Je trouve ma démarche plus pertinente que celle des rimbaldiens qui en restent à une exploration gratuite de formes analogiques sans conséquence.


*** mise à jour 17 août 8h30

En commentaire sous son article "Ne rallumons pas d'anciennes polémiques" , Bienvenu cite une liste de rimbaldiens vivants consideres comme importants. Je ne peux m'empêcher de commenter cette liste.  Je ne citerais pas Alain Bardel parmi les grands rimbaldiensvni Adrien Cavallaro malgré leur investissement.
Je ne citerais pas non plus Robert Saint-Clair, Denis Saint-Amand, Jean-Baptiste Baronian, Seth Whidden, Frédéric Thomas, Alain.Borer, Gilles Lapointe,  Louis Forestier, Aurelia Cervoni, Yann Mortelette (qui étudié les parnassiens, pas tellement Rimbaud), Georges Kliebenstein (malgré sa découverte en deux temps sur Khengavar).
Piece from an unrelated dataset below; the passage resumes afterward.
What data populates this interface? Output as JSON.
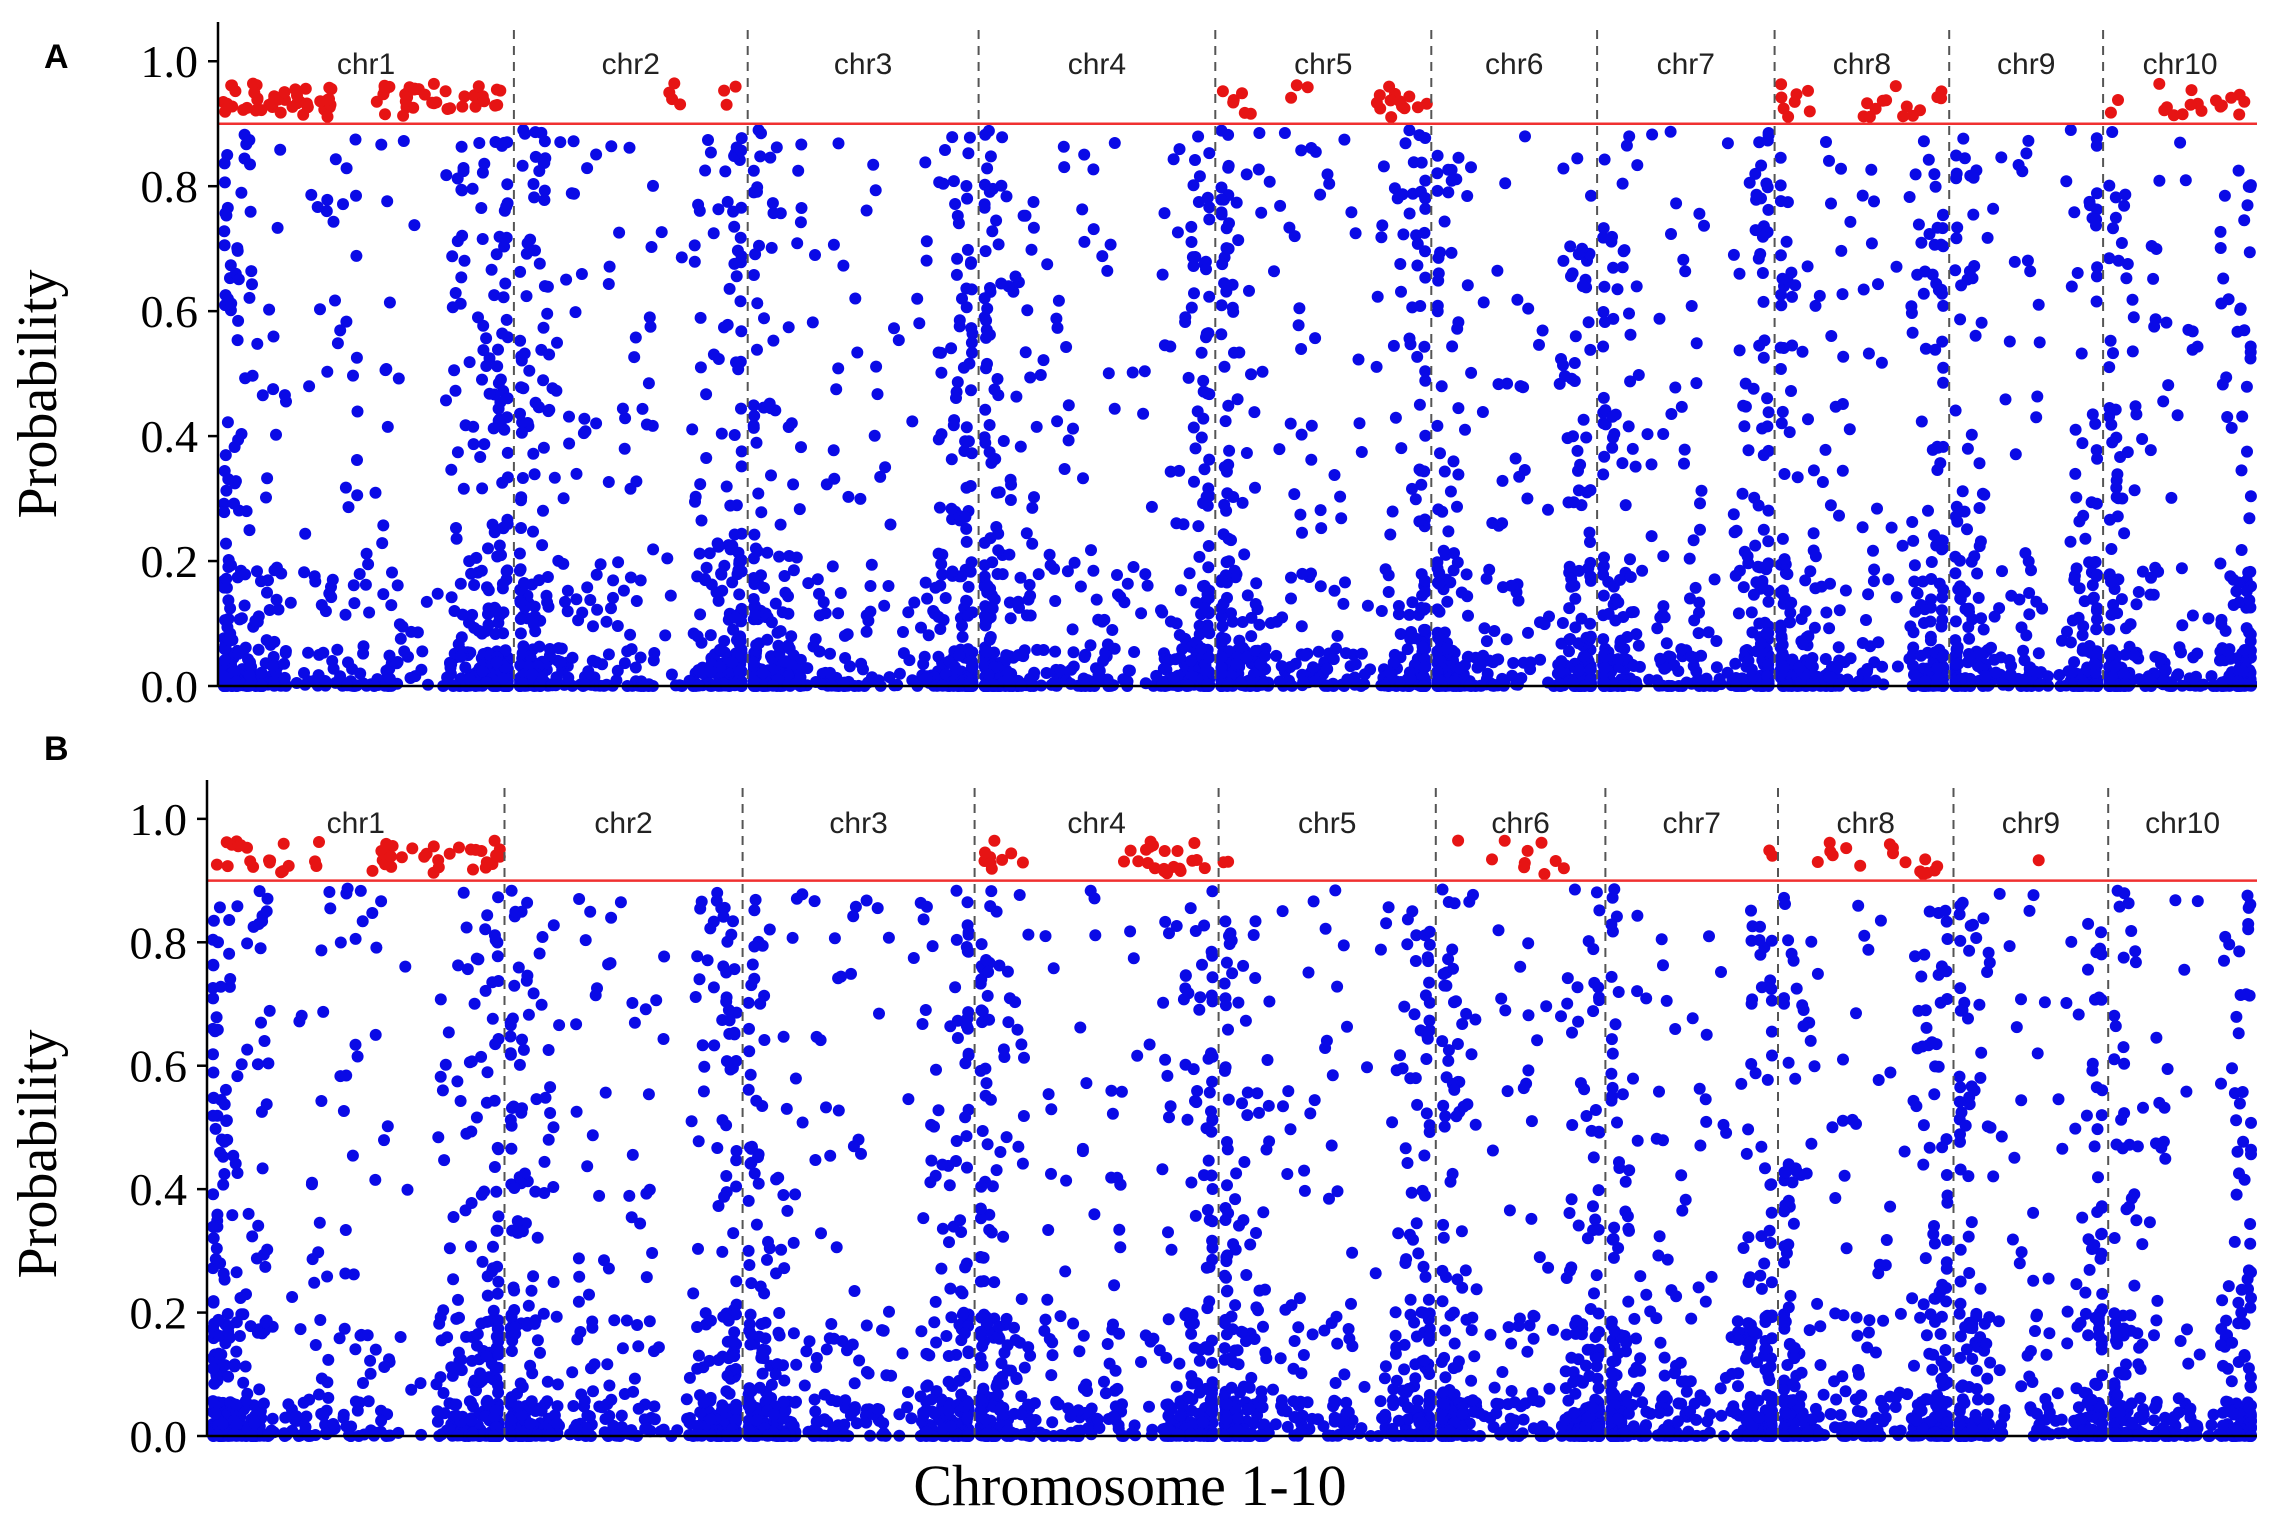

Il ne s'agit pas au sens strictement de rimbaldienscavec des apports décisifs. Dominique Combe a de l'intérêt, mais il n'est pas tout à fait unnrimbaldien chevronné.  Je suis très réservé quant à l'intérêt des études d'autres rimbaldiens. Sans ses éditions en GF, parlerait-on de Steinmetz ?
Sinon, sur " Voyelles", voici qui illustre l'inexistence de réflexion sur le sens du poète des rimbaldiens, Cavallaro fait comme tous les autres (Reboul, Bardel, etc.) et écrit ceci : "le sonnet (....) expérimente, sur le mode de la prétérition, les "naissances" de l'image en motivant l'arbitraire du signe (....)". Depuis 2003, j'explique en vain que ce n'est pas de ça qu'il s'agit, mais qu'il s'agit d'une lecture métaphorique et symbolique sur le mystère de l'univers que fait mine de déchiffrer un poète inscrit dans une tradition littéraire de voyant.
C'edt tellement évident, c'est du pur bon sens.